Selain itu, adanya bunga atas debitur yang lalai dalam ketentuan force majeur pada pasal 1244 KUH Perdata[14] sama sekali tidak sesuai dengan semangat ekonomi syari’ah. Penerapan bunga pada keterlambatan pembayaran debitur dikarenakan hal-hal yang tidak dapat dikatagorikan sebagai force majeur setelah pengembalian biaya dan ganti rugi juga merupakan perbedaan mendasar antara al-Jaihah dan force majeur.
            Dapat disimpulkan bahwa didalam al-Jaihah resiko ditanggung pihak debitur, sedangkan didalam force majeur resiko ditanggunng pihak kreditur, kecuali dalam pasal 1545 dan 1553. Dan dari pengecualian itu, dapat dilihat KUH Perdata tidak mempunyai standar khusus atas siapa yang akan menanggung resiko. Selain itu, diberlakukannya ganti rugi dan bunga sekaligus juga merupakan poin pembeda diantara keduanya. Dalam ulasan selanjutnya kita akan berusaha mendiskusikan kedua hal ini dengan berangkat dari perbedaan keduanya agar kita dapat mencapai kesimpulan ilmiah yang dapat dipertanggungjawabkan.

Discussion
            Setelah membandingkan kedua ketentuan hukum tentang keadaan memaksa diatas, yaitu force majeur dan al-Jaihah. Dapat dilihat keduanya memiliki perbedaan dari segi sumbernya yang tentunya akan melahirkan ketentuan penerapan yang berbeda pula. Namun keduanya memiliki kemiripan bahwa keduanya merupakan  bentuk dari tindakan darurat atas suatu kontrak jika terjadi keadaan darurat yang memaksa. Jika ditelaah lebih lanjut dapat kita katakan bahwa keduanya bermuara pada keinginan agar terciptanya keadilan bagi semua pihak. Untuk itu maka penting bagi kita untuk menilai sudut pandang yang dibawa oleh keduanya.





            Hukum perdata di Indonesia merupakan hukum warisan penjajahan Belanda, ia berasal dari BW (Burgelijke Wetboek),  konsep BW sendiri berasal dari Code Napoleon buatan Prancis yang konsepnya sebenarnya berasal dari Kerajaan Romawi, yaitu Corpus Iuris Civilis. Hal tersebut dikarenakan adanya azas konkordasi. Azas konkordasi adalah azas yang berisikan bahwa ketentuan perundang-undangan negara penjajah berlaku pula dinegara yang dijajahnya[15]. Jadi dapat disimpulkan bahwa force marjeur yang bersumber dari KUH merupakan produk perundang-undangan yang dahulunya dibawa oleh penjajah.
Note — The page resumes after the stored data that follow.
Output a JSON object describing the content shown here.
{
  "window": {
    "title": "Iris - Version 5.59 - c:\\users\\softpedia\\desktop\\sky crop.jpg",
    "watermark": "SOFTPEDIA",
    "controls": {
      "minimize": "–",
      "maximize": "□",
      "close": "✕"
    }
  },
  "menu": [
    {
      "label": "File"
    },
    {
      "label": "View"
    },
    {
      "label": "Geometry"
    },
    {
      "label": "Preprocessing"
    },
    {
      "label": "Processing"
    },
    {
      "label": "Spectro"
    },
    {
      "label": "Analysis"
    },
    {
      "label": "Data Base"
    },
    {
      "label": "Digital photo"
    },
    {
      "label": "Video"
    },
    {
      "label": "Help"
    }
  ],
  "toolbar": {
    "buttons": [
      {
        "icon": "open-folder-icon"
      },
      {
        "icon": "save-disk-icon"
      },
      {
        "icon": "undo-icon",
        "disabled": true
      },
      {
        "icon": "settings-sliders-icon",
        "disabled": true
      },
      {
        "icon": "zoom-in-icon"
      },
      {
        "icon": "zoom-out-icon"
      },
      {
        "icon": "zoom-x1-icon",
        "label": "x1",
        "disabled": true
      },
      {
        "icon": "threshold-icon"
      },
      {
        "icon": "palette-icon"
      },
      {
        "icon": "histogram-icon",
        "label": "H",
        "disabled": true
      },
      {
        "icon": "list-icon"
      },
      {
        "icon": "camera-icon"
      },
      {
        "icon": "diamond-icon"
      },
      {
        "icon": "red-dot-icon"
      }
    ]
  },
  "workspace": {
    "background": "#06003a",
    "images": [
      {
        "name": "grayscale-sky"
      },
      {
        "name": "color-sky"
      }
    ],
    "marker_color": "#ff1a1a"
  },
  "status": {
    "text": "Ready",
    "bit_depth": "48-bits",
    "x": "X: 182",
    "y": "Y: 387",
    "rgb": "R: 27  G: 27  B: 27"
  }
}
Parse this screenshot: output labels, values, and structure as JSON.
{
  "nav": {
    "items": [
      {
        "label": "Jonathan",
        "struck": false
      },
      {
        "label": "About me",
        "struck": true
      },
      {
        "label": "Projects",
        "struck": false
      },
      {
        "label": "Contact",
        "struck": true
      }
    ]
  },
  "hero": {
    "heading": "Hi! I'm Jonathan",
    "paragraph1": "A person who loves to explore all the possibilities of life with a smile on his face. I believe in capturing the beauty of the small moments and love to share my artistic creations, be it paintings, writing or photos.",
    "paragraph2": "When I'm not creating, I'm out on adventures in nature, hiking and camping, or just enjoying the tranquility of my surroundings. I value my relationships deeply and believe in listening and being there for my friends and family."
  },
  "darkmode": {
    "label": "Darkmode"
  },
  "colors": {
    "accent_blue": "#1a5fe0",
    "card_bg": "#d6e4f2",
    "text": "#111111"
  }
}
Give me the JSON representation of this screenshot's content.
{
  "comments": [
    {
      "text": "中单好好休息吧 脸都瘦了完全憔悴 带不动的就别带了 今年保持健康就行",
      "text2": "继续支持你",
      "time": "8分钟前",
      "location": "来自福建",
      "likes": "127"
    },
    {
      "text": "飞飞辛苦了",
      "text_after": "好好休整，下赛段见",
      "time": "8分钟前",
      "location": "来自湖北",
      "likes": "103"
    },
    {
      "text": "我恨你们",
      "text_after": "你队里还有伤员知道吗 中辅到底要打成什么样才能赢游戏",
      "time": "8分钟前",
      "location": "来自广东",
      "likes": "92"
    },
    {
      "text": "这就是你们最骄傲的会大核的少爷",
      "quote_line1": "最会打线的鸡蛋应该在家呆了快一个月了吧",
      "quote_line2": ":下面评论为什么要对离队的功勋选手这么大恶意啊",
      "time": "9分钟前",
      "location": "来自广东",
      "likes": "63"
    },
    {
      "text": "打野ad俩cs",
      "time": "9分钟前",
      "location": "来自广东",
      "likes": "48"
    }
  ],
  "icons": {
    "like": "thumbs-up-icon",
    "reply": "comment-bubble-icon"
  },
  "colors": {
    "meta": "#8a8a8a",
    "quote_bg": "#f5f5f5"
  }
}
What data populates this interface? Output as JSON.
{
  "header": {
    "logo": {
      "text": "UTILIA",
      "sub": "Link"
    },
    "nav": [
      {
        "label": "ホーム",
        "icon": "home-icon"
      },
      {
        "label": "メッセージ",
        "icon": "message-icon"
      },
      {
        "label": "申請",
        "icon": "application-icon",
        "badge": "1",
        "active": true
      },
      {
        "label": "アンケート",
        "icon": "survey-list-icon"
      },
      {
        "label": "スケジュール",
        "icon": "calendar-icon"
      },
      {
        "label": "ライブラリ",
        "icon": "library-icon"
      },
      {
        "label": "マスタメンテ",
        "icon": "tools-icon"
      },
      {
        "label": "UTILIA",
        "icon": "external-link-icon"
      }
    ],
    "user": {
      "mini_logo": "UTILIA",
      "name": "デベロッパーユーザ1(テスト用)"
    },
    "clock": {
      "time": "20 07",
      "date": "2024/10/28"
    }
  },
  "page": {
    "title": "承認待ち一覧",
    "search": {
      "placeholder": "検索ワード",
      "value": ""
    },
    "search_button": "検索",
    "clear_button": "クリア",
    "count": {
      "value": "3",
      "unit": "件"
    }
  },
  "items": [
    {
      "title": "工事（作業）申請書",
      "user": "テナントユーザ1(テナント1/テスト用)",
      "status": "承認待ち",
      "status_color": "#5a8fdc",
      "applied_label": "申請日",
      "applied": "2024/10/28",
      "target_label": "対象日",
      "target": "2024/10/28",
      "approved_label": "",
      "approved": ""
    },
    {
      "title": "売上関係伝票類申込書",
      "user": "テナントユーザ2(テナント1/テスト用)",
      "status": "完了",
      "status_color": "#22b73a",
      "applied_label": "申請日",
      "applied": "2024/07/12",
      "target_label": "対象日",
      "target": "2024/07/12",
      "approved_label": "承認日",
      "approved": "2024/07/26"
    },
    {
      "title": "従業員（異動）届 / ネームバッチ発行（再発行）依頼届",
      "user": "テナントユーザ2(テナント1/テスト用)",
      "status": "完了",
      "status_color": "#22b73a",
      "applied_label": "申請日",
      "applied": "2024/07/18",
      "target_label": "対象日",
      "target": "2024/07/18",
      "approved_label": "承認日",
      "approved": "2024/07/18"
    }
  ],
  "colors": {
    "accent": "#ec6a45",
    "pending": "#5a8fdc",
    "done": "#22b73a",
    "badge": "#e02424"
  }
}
            KUH Perdata dalam kontrak-kontrak tertentu seperti piutang, IMBT dan kredit misalkan, maka pihak debitur tidak bertanggungjawab apabila terjadi force majeur yang jika hal ini merupakan penundaan pembayaran prestasi kepada kreditur maka apa yang menjadi sudut pandang KUH Perdata pada pasal 1244 dan 1237 KUH Perdata telah sesuai dengan prinsip Islam yang tertuang dalam ayat :
 وَإِنْ كَانَ ذُو عُسْرَةٍ فَنَظِرَةٌ إِلَى مَيْسَرَةٍ
Artinya : “Dan jika (orang yang berhutang itu) dalam kesukaran, maka berilah tangguh sampai dia berkelapangan” (Q.S Al-Baqarah : 280)
            Namun jika yang terjadi dalam force majeur adalah musnahnya suatua objek kontrak, maka yang menjadi sudut pandang KUH Perdata pasal 1244 dan 1237, bahwa pihak debitur tidak bertanggungjawab dan pasal 1444 KUH Perdata[16] terhapusnya perikatan jika objek barang itu musnah atau hilang diluar kesalahan debitur. Tidak dapat dianggap sesuai dengan prinsip Islam, karena objek tersebut pada dasarnya sudah beralih tangan kepada debitur, maka segala sesuatu yang terkait atas kehilangan akan menjadi resiko debitur. Sedangkan kreditur tetap berhak mendapatkan prestasinya. 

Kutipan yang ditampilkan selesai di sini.